10 maio 2012

MATRIZ, MÃE, MATERNIDADE


Por: Monika von Koss


"De todas as forças que impactaram os grupos humanos ao longo de seu processo evolutivo, a mais fundamental é a maternidade. A força da maternidade é prevalente, porque sem ela não haveria humanidade, sem ela não haveria existência.
É provável que nossos ancestrais remotos não vivenciassem a Mãe Primordial como um ser personificado, mas como uma força que atuava através de tudo que é vivo. A própria força da vida, que ficava evidente no parir das fêmeas e na relação delas com a prole, uma força matriz caracterizada por uma qualidade de cuidado, que denominamos de maternal.
Baseado na percepção do parir, da vida emergindo do interior aquoso do corpo da fêmea, o mundo criado também foi entendido como tendo nascido do oceano-útero cósmico, razão pela qual encontramos o tema das águas primordiais como a origem da vida, nas mais diferentes culturas.
Thales de Mileto chamou estas águas de arché, a ‘causa primeira no começo de todas as coisas’. Em seu sentido de começo, origem, arché compõe palavras como arcaico earquétipo. E é neste sentido que entra na composição da palavra matriarcado, que deve ser lida como ‘na origem, a mãe’.
A criação e o nascimento são inseparáveis da figura da mãe, que nos mitos mais antigos era a divisora das águas, criadora do céu e da terra.
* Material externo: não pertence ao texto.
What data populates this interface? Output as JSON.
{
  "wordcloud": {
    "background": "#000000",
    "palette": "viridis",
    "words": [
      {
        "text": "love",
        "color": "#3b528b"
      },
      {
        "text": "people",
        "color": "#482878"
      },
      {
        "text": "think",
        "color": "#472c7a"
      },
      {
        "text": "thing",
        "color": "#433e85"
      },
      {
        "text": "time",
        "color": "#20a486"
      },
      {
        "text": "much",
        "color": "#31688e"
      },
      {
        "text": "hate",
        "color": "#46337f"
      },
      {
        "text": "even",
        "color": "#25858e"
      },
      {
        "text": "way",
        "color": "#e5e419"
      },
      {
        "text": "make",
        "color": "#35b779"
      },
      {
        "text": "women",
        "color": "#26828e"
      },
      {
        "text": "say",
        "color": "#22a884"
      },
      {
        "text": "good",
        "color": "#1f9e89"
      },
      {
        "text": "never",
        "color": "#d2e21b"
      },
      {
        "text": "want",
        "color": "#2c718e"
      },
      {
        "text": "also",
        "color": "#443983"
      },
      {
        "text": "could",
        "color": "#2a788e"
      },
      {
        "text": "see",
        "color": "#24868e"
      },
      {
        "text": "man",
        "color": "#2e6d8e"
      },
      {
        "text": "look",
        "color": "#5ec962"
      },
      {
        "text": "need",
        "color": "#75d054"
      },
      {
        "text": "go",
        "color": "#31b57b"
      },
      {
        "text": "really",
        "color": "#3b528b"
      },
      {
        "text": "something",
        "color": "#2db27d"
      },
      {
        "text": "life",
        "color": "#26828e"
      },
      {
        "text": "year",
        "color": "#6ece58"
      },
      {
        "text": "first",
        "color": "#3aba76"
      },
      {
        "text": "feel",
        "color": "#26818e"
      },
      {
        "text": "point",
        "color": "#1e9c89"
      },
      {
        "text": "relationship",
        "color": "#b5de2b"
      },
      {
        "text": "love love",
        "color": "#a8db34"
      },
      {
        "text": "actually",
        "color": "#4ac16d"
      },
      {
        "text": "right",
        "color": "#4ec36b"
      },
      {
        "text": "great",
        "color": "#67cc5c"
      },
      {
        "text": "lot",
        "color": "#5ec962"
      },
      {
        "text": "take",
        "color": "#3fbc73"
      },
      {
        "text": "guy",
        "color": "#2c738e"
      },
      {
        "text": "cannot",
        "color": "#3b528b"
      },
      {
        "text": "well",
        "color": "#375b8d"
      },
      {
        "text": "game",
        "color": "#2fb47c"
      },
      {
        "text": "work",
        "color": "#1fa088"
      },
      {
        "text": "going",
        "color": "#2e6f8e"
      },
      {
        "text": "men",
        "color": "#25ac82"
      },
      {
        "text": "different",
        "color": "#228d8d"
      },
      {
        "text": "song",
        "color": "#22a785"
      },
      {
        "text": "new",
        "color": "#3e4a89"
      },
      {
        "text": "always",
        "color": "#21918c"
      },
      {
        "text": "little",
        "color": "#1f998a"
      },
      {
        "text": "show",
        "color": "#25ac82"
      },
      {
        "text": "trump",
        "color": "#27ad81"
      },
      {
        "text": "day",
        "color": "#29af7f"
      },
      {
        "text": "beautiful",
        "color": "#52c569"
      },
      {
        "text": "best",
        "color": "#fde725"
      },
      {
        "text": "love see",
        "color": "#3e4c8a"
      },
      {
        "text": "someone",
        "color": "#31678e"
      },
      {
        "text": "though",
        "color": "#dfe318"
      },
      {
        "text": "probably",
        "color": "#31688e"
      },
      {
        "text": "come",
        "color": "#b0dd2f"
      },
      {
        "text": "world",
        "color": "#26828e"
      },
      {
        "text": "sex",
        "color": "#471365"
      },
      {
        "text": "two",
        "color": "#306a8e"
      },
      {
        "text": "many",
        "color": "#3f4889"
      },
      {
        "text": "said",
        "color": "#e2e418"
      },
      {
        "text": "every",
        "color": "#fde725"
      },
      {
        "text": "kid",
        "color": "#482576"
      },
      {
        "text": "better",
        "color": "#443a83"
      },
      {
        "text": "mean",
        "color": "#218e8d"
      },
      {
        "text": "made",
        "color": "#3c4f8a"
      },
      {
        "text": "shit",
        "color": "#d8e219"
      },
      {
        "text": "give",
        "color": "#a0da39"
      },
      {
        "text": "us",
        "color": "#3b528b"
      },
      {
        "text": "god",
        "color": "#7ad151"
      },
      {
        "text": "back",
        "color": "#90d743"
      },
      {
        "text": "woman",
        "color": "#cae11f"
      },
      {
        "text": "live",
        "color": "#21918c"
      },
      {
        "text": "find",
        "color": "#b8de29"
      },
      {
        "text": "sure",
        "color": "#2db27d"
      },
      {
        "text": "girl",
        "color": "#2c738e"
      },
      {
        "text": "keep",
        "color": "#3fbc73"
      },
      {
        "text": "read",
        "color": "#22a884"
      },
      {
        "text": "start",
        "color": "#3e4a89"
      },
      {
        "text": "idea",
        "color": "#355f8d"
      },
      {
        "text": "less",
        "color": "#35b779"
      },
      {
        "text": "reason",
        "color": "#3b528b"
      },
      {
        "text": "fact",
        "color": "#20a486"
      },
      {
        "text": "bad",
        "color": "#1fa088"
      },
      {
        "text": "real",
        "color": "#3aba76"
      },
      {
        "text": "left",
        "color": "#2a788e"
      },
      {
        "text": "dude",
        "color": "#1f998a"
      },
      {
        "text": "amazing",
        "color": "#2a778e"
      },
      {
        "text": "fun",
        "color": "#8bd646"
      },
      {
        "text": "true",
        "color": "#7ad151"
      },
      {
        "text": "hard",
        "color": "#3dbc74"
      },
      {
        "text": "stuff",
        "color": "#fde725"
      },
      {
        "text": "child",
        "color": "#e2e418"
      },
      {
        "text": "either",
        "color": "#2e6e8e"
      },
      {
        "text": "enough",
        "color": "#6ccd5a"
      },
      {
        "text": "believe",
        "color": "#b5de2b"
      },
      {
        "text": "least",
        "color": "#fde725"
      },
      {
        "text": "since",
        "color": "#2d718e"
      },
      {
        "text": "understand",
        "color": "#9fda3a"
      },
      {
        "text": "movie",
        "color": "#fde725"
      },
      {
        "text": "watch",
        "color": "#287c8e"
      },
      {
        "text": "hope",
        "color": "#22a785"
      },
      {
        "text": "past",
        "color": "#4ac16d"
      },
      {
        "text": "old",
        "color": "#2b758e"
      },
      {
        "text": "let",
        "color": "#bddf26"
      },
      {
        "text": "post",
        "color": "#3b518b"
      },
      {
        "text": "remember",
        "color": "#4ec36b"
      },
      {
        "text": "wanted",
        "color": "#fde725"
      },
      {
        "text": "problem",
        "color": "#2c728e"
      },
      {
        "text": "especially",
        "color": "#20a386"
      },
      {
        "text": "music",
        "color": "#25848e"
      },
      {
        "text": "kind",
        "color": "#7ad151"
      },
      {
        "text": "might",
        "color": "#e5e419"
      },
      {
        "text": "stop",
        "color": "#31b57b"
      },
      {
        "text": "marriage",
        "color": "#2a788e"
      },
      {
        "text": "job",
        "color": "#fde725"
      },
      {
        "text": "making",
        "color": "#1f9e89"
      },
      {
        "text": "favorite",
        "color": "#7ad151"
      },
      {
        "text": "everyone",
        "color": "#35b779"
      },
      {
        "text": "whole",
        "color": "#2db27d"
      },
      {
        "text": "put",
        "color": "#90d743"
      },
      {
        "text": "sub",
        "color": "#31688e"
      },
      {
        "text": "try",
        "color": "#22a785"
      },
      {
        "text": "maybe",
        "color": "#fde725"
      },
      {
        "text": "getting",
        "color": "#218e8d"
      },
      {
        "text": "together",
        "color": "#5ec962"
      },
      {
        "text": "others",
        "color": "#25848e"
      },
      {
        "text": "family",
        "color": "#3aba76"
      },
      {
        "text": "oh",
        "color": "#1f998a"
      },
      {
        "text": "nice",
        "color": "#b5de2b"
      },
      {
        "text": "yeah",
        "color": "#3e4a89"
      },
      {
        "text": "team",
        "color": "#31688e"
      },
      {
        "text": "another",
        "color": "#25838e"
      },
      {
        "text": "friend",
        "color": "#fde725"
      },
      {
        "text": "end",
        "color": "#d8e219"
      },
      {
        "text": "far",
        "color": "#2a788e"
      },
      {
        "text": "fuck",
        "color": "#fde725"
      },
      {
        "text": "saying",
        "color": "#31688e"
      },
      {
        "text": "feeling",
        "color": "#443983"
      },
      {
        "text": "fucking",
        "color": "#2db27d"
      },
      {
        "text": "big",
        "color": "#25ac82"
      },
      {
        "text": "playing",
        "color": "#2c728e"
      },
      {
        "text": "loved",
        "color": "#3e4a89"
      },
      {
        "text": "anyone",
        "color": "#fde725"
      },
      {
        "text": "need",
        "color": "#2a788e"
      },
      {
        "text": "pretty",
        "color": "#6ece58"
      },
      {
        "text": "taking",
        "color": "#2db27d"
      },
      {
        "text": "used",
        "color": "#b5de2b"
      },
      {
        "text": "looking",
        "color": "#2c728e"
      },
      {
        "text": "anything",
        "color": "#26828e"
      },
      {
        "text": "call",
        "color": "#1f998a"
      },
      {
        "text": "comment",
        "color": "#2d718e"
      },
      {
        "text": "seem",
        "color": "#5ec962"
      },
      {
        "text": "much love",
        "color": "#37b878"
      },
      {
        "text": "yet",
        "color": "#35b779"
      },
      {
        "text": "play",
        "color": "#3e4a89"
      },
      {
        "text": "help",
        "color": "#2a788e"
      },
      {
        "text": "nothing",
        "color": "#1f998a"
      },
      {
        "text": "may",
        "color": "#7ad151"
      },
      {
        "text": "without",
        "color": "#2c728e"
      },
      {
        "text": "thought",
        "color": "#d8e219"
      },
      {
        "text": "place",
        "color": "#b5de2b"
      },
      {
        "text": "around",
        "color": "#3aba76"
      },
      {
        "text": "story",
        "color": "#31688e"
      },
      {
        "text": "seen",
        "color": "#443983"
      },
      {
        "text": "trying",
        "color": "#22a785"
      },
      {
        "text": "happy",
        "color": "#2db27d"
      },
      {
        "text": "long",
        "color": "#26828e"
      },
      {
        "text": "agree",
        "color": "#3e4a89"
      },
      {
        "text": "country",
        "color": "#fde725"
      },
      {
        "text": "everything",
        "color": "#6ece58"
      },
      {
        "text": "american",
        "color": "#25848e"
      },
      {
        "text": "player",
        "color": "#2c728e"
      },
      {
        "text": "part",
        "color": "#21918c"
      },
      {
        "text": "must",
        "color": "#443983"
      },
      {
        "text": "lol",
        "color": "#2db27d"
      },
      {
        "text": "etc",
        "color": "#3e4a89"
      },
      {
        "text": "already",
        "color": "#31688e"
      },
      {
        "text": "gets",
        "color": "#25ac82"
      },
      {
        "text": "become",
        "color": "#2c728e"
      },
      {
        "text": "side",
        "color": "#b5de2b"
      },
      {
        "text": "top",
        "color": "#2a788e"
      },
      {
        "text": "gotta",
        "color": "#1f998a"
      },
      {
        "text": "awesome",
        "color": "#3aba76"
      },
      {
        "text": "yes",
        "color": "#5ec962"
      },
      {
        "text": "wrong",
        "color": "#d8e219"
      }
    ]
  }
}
No neolítico, ela foi cultuada como a fonte das águas que sustentam a vida, águas que caíam do céu em forma de chuva ou brotavam da terra como fonte, rio ou lago; em todas as épocas, a água representou o poder gerador da grande mãe, a diferença entre a vida e a morte, os dois grandes eventos sobre os quais ela reina incontestável.
Nas fases iniciais da evolução humana, a força que sustentava o campo social era a maternidade, sendo a deusa-mãe geradora de vida a figura central religiosa de qualquer agrupamento humano. O sábio indiano Narendra Bhattacharyya, em History of Sakta Religion, a define como “a deusa cujos humores eram refletidos por fenômenos naturais, cujos amantes eram os espíritos da estação e cujas qualidades foram especializadas pelas deusas posteriores”.
Enquanto gestar e parir são ações biológicas restritas às mulheres, o impulso para maternar, aquilo que costumamos chamar de amor materno, é a expressão do desejo humano de conservar e promover a vida. E como todo desejo humano, é uma escolha mais ou menos consciente, disponível a qualquer ser humano.
O impulso para maternar independe da maternidade biológica, como bem o demonstram mulheres e homens que dedicam sua vida a cuidar de outros, independentemente de serem crianças ou seus filhos biológicos. Não há um instinto maternal, que surge automaticamente da ação biológica do parir, como fica evidente no fenômeno conhecido como depressão pós-parto. Manter e nutrir a vida são escolhas que fazemos; mas, pelo fato destas escolhas terem sido feitas conscientemente por milhares de anos e milhões de seres humanos, ficaram tão profundamente enraizadas na própria essência humana, que a tomamos por asseguradas e nos surpreendemos, quando não ocorrem. Em condições normais, o amor materno é uma emoção resistente e teimosa, que pode ser expressa por todo ser humano.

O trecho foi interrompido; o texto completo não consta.